CassandraDataModel has 4 column familys

static final String USERS_CF = "users";
  static final String ITEMS_CF = "items";
  static final String USER_IDS_CF = "userIDs";
  static final String ITEM_IDS_CF = "itemIDs";

i have a hard time understanding this class especially the column family's. is there any example where i can look for or if someone can explain will be great with a small example.?

javadoc says this

* <p>
 * First, it uses a column family called "users". This is keyed by the user ID
 * as an 8-byte long. It contains a column for every preference the user
 * expresses. The column name is item ID, again as an 8-byte long, and value is
 * a floating point value represnted as an IEEE 32-bit floating poitn value.
 * </p>
 * 
 * <p>
 * It uses an analogous column family called "items" for the same data, but
 * keyed by item ID rather than user ID. In this column family, column names are
 * user IDs instead.
 * </p>
 * 
 * <p>
 * It uses a column family called "userIDs" as well, with an identical schema.
 * It has one row under key 0. It contains a column for every user ID in the
 * model.
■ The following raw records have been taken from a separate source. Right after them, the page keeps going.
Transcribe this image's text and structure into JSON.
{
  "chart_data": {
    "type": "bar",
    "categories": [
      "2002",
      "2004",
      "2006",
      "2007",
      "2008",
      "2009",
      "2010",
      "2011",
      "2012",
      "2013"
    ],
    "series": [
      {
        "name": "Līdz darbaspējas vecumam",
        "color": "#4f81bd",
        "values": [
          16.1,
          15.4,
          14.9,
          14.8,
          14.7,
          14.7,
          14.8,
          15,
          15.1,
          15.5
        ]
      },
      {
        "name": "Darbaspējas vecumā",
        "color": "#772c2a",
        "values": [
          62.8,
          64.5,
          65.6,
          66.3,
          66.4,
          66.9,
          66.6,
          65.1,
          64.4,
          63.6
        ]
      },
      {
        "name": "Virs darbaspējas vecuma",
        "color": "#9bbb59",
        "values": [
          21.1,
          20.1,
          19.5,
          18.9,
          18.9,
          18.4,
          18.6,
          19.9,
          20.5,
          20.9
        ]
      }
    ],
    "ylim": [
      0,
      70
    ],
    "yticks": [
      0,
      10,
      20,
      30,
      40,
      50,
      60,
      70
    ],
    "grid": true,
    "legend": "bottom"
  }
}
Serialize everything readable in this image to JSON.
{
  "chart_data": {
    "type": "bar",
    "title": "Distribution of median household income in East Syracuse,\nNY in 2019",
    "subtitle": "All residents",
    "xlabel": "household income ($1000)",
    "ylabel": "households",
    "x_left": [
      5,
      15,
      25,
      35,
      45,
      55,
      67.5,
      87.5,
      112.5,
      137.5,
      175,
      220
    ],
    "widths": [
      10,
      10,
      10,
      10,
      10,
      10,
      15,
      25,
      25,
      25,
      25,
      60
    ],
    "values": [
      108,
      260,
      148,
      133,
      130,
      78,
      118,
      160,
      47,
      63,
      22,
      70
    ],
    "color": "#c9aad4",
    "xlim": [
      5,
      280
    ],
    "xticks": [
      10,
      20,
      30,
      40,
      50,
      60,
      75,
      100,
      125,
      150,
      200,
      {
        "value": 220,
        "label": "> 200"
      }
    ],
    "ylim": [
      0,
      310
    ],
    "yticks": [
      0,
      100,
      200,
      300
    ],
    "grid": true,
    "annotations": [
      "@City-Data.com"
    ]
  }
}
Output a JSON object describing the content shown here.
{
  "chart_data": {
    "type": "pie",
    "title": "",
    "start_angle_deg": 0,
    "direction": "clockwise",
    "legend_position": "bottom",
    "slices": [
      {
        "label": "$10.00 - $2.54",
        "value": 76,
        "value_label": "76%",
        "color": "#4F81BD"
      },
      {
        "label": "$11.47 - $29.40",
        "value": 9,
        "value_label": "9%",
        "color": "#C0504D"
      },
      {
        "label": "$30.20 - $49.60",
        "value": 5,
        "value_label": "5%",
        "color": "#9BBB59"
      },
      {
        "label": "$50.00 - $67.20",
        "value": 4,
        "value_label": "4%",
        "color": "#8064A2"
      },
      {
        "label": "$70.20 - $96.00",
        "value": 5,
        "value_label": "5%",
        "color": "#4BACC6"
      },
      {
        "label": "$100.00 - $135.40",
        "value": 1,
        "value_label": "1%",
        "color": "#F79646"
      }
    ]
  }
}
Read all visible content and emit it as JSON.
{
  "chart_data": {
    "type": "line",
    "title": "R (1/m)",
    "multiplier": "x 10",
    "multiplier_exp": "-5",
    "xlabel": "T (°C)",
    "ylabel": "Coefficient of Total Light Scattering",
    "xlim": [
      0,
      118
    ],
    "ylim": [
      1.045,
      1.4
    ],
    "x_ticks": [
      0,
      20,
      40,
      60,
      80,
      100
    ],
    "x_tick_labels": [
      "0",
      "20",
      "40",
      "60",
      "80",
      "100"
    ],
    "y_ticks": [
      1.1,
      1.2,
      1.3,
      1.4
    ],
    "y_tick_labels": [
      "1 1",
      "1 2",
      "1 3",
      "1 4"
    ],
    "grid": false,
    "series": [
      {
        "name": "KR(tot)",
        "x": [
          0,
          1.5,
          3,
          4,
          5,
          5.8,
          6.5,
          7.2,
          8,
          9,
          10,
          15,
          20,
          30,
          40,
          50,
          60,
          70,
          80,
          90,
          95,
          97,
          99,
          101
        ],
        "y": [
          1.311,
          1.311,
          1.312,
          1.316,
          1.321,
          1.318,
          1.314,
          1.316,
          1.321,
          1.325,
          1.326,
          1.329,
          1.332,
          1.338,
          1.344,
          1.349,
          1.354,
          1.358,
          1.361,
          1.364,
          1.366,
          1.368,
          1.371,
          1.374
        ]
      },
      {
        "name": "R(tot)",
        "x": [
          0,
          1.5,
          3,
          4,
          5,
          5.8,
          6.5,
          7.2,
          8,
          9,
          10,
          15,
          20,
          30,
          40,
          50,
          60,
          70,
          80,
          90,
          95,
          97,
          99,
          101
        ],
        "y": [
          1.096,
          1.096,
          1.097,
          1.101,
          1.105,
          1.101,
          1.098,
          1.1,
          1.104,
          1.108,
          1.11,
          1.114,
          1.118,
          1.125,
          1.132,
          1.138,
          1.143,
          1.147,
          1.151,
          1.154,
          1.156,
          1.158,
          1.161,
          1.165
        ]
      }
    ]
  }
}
It has no values.
 * </p>
 * 
 * <p>
 * Finally it also uses an analogous column family "itemIDs" containing item
 * IDs.
 * </p>

Solution

  • All the following instructions about required column families by CassandraDataMdoel should be performed in cassandra-cli under the keyspace you created (recommender or other name).

    1: Table users

    userID is the row key, each itemID has a separate column name, and value is the preference:

    CREATE COLUMN FAMILY users
    WITH comparator = LongType
    AND key_validation_class=LongType
    AND default_validation_class=FloatType;
    

    Insert values:

    set users[0][0]='1.0';
    set users[1][0]='3.0';
    set users[2][2]='1.0';
    

    2: Table items

    itemID is the row key, each userID has a separate column name, and value is the preference:

    CREATE COLUMN FAMILY items
    WITH comparator = LongType
    AND key_validation_class=LongType
    AND default_validation_class=FloatType;
    

    Insert Values:

    set items[0][0]='1.0';
    set items[0][1]='3.0';
    set items[2][2]='1.0';
    

    3: Table userIDs

    This table just has one row, but many columns, i.e. each userID has a separate column:

    CREATE COLUMN FAMILY userIDs
    WITH comparator = LongType
    AND key_validation_class=LongType;
    

    Insert Values:

    set userIDs[0][0]='';
    set userIDs[0][1]='';
    set userIDs[0][2]='';
    

    4: Table itemIDs:

    This table just has one row, but many columns, i.e. each itemID has a separate column:

    CREATE COLUMN FAMILY itemIDs
    WITH comparator = LongType
    AND key_validation_class=LongType;
    

    Insert Values:

    set itemIDs[0][0]='';
    set itemIDs[0][1]='';
    set itemIDs[0][2]='';